I don’t typically watch The Talking Dead after Fear… (though I do watch it when the original Walking Dead is in season), but I, like I assume many viewers, tuned in to the beginning of the episode to find out how Chris Hardwick would address the scandal that left him suspended from the network over the summer. Although Yvette Nicole Brown had been slated to fill in as host, the network abruptly announced a couple weeks ago that Hardwick would be reinstated following an investigation into the accusations that he had abused a former girlfriend. The details of that investigation have not been disclosed. A female producer and several staffers quit the aftershow in protest.
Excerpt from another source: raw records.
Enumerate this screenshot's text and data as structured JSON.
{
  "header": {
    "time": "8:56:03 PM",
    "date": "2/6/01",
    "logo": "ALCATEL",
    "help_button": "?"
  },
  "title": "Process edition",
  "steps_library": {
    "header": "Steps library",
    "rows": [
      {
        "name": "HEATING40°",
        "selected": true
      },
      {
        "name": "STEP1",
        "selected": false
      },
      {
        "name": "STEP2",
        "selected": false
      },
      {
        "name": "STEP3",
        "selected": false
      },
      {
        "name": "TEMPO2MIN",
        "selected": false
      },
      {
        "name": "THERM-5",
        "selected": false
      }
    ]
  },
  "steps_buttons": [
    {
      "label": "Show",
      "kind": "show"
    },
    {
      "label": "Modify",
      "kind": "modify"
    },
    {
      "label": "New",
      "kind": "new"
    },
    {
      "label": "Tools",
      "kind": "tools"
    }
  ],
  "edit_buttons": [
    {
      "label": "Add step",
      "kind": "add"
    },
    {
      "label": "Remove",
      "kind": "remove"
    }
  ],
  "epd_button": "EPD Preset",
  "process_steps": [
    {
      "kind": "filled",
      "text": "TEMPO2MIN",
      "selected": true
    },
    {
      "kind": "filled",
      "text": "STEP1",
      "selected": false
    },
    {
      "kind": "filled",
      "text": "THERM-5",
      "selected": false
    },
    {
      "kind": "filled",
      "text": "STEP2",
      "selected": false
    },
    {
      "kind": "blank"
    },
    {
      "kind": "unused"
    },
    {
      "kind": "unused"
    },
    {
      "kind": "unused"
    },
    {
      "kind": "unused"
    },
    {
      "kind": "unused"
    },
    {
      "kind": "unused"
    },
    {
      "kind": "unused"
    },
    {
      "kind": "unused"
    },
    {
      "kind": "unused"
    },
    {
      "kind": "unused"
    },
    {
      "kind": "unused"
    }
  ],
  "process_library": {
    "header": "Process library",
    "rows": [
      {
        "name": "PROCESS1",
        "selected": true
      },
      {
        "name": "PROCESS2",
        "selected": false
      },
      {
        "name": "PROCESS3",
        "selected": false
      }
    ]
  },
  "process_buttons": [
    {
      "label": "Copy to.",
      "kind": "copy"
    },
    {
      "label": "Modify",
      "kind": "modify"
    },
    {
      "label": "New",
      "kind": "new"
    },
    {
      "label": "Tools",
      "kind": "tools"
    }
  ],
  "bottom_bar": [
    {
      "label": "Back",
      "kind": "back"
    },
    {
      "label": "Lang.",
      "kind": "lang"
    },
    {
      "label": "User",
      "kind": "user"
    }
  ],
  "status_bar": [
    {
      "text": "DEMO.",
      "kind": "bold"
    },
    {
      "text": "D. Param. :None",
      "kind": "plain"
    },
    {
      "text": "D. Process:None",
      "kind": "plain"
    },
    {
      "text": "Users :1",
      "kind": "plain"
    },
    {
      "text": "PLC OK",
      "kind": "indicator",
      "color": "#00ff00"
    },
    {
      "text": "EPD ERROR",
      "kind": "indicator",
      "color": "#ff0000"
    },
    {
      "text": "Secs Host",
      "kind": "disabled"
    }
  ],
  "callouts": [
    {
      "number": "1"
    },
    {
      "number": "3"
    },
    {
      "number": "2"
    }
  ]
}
Hardwick of course had no choice but to acknowledge all of this up front. Of all the ways he could have handled it, I honestly did not expect him to play full-on, blubbering victim, as if he were just recovering from some terrible travesty that had been perpetrated upon him. Without actually saying anything about what he’d been accused of, Hardwick copiously shed tears and thanked supportive fans for helping him through this ordeal. Brown sat on the panel as a guest, like a wife standing by her man after he’d been publicly shamed for cheating on her.

And that was pretty much all there was to it, after which The Talking Dead went about its regular business of cheerleading for the franchise. I fast-forwarded through most of the rest to see if Hardwick would say anything else at the end, but he didn’t.

I obviously don’t know what really happened between Hardwick and his ex-girlfriend, nor how the investigation into the matter was handled. As an onlooker watching this train wreck, I have to say that Hardwick acting like he is the real victim in all this is an interesting strategy, but I’m not sure it’s the smartest one, whether he actually did anything wrong or not.